Nació en 1974 en una familia de clase media, de padre topógrafo y madre enfermera. La niña Sarah Caroline Olivia Colman no destacó en nada concreto en la escuela pública, ni para bien ni para mal. Su test de proyección profesional vaticinó que sería una excelente conductora de camiones, gracias a su conciencia espacial. Al margen de eso, la primera vez que le espetaron que era buena en algo tenía dieciséis años y estaba sobre un escenario, arrullada involuntariamente por las carcajadas del auditorio. El sueño era demasiado jugoso, demasiado inalcanzable, pero echó raíces de todos modos. Su familia se esforzó por enviarla a una escuela de interpretación (extraordinariamente cara, como todas) y también en procurarle formación como profesora, por si la realidad acababa aplastándola.
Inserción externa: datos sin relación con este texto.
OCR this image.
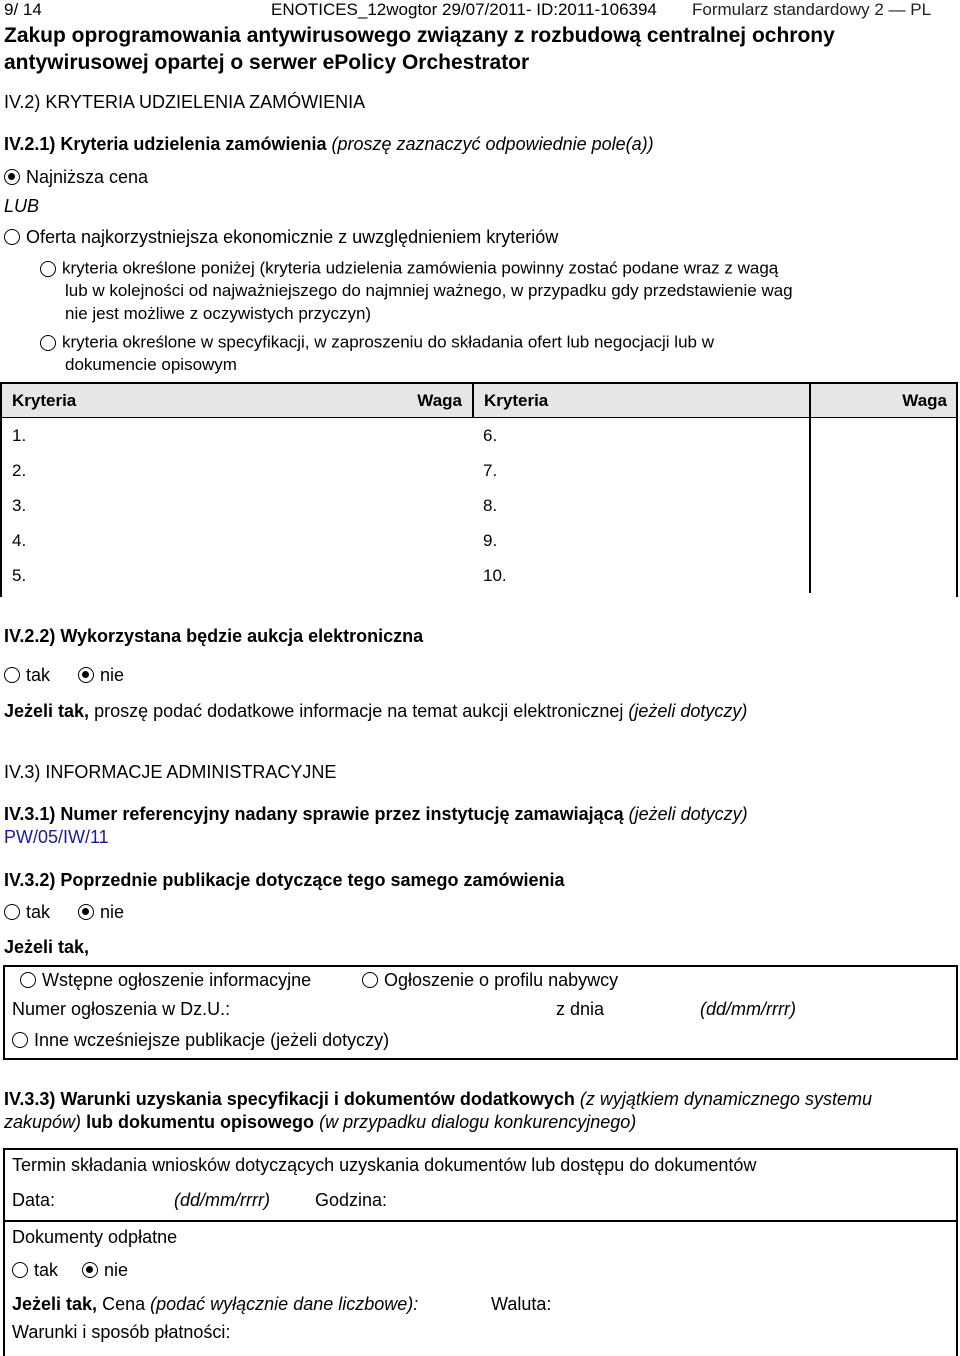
9/ 14	ENOTICES_12wogtor 29/07/2011- ID:2011-106394 Formularz standardowy 2 — PL
Zakup oprogramowania antywirusowego związany z rozbudową centralnej ochrony
antywirusowej opartej o serwer ePolicy Orchestrator
IV.2) KRYTERIA UDZIELENIA ZAMÓWIENIA
IV.2.1) Kryteria udzielenia zamówienia (proszę zaznaczyć odpowiednie pole(a))
Najniższa cena
LUB
Oferta najkorzystniejsza ekonomicznie z uwzględnieniem kryteriów
kryteria określone poniżej (kryteria udzielenia zamówienia powinny zostać podane wraz z wagą
lub w kolejności od najważniejszego do najmniej ważnego, w przypadku gdy przedstawienie wag
nie jest możliwe z oczywistych przyczyn)
kryteria określone w specyfikacji, w zaproszeniu do składania ofert lub negocjacji lub w
dokumencie opisowym
Kryteria	Waga	Kryteria	Waga
1.		6.	
2.		7.	
3.		8.	
4.		9.	
5.		10.	
IV.2.2) Wykorzystana będzie aukcja elektroniczna
tak	nie
Jeżeli tak, proszę podać dodatkowe informacje na temat aukcji elektronicznej (jeżeli dotyczy)
IV.3) INFORMACJE ADMINISTRACYJNE
IV.3.1) Numer referencyjny nadany sprawie przez instytucję zamawiającą (jeżeli dotyczy)
PW/05/IW/11
IV.3.2) Poprzednie publikacje dotyczące tego samego zamówienia
tak	nie
Jeżeli tak,
Wstępne ogłoszenie informacyjne	Ogłoszenie o profilu nabywcy
Numer ogłoszenia w Dz.U.:	z dnia	(dd/mm/rrrr)
Inne wcześniejsze publikacje (jeżeli dotyczy)
IV.3.3) Warunki uzyskania specyfikacji i dokumentów dodatkowych (z wyjątkiem dynamicznego systemu
zakupów) lub dokumentu opisowego (w przypadku dialogu konkurencyjnego)
Termin składania wniosków dotyczących uzyskania dokumentów lub dostępu do dokumentów
Data:	(dd/mm/rrrr)	Godzina:
Dokumenty odpłatne
tak	nie
Jeżeli tak, Cena (podać wyłącznie dane liczbowe):	Waluta:
Warunki i sposób płatności:
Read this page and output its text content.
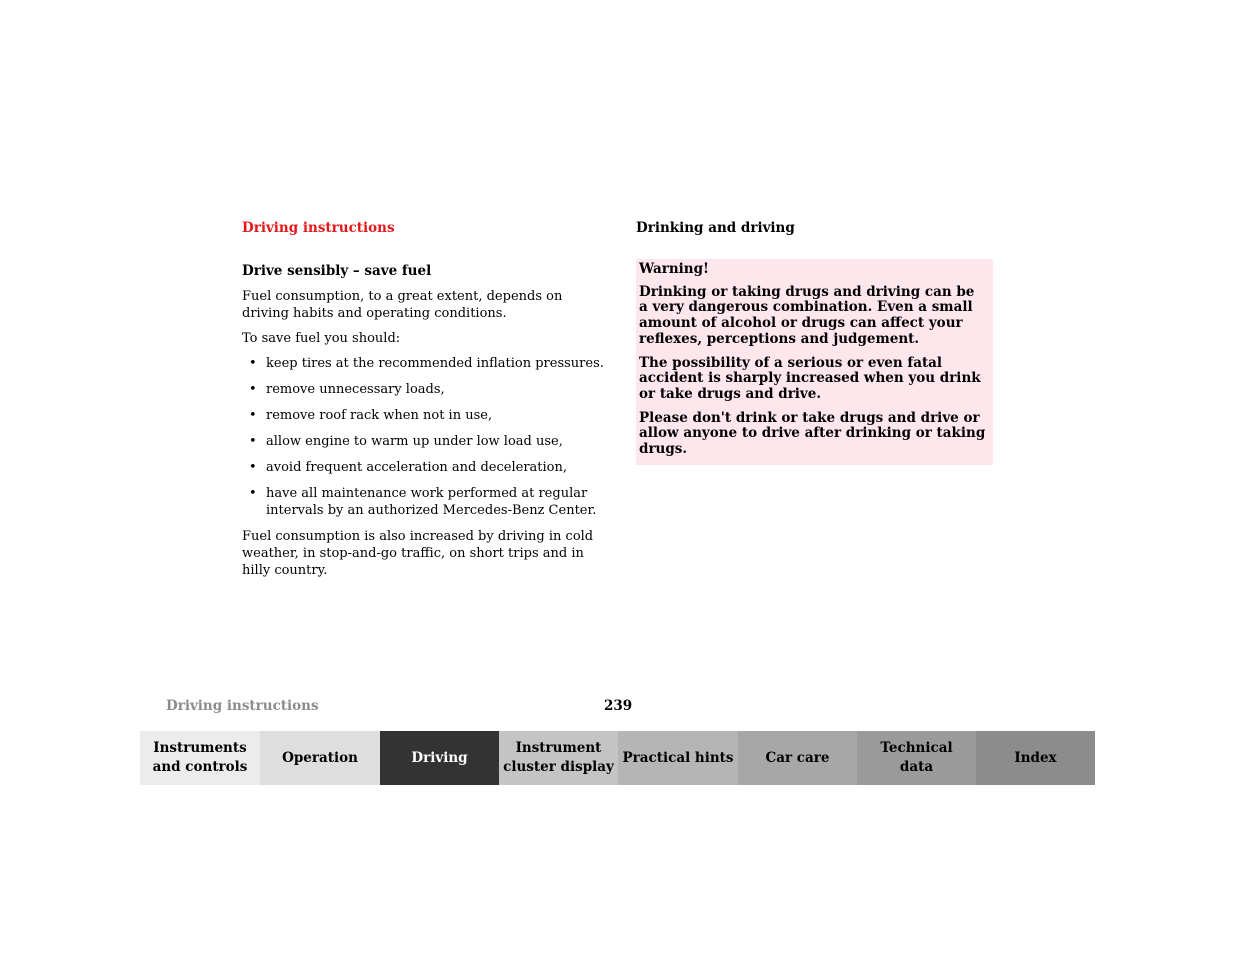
Driving instructions
Drive sensibly – save fuel

Fuel consumption, to a great extent, depends on driving habits and operating conditions.

To save fuel you should:

• keep tires at the recommended inflation pressures.
• remove unnecessary loads,
• remove roof rack when not in use,
• allow engine to warm up under low load use,
• avoid frequent acceleration and deceleration,
• have all maintenance work performed at regular intervals by an authorized Mercedes-Benz Center.

Fuel consumption is also increased by driving in cold weather, in stop-and-go traffic, on short trips and in hilly country.

Drinking and driving

Warning!

Drinking or taking drugs and driving can be a very dangerous combination. Even a small amount of alcohol or drugs can affect your reflexes, perceptions and judgement.

The possibility of a serious or even fatal accident is sharply increased when you drink or take drugs and drive.

Please don't drink or take drugs and drive or allow anyone to drive after drinking or taking drugs.

Driving instructions	239
Instruments
and controls
Operation	Driving
Instrument
cluster display
Practical hints	Car care
Technical
data
Index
Y lo hizo, durante unos años. Sobre las tablas conoció a Ed Sinclair, su futuro marido, que abandonó el sueño actoral antes de llegar a la meta. De esa época recuerda con pavor las clases de danza, los leotardos y aquella primera audición que salió mal. Era para Footlights, pero no se enteró de que era una comedia. El matrimonio acabó mudándose a Londres en 1998, donde tampoco los castings salían bien. Tenían, literalmente, una libra secuestrada en la cuenta de ahorros. «¡Y los cajeros automáticos no te dejan sacar céntimos!», recordaría Colman. Entre muchas estrecheces, suele rememorar lo que ella apodó con sorna como su momento sacado de Las cenizas de Ángela: buscaron entre las rendijas del sofá monedas para comprar una patata para compartir en la cena.
El resto está aquí.
Yo la admiro desde hace tiempo. No tanto como el anuncio, pero sí antes de que aquí saltara a la palestra. Y me enorgullezco de ello. Y por una de esas pocas veces, siento que hay una justicia poética con ella. Y con ella, con todos los pobres del mundo, como acababa aquella crónica baloncestística.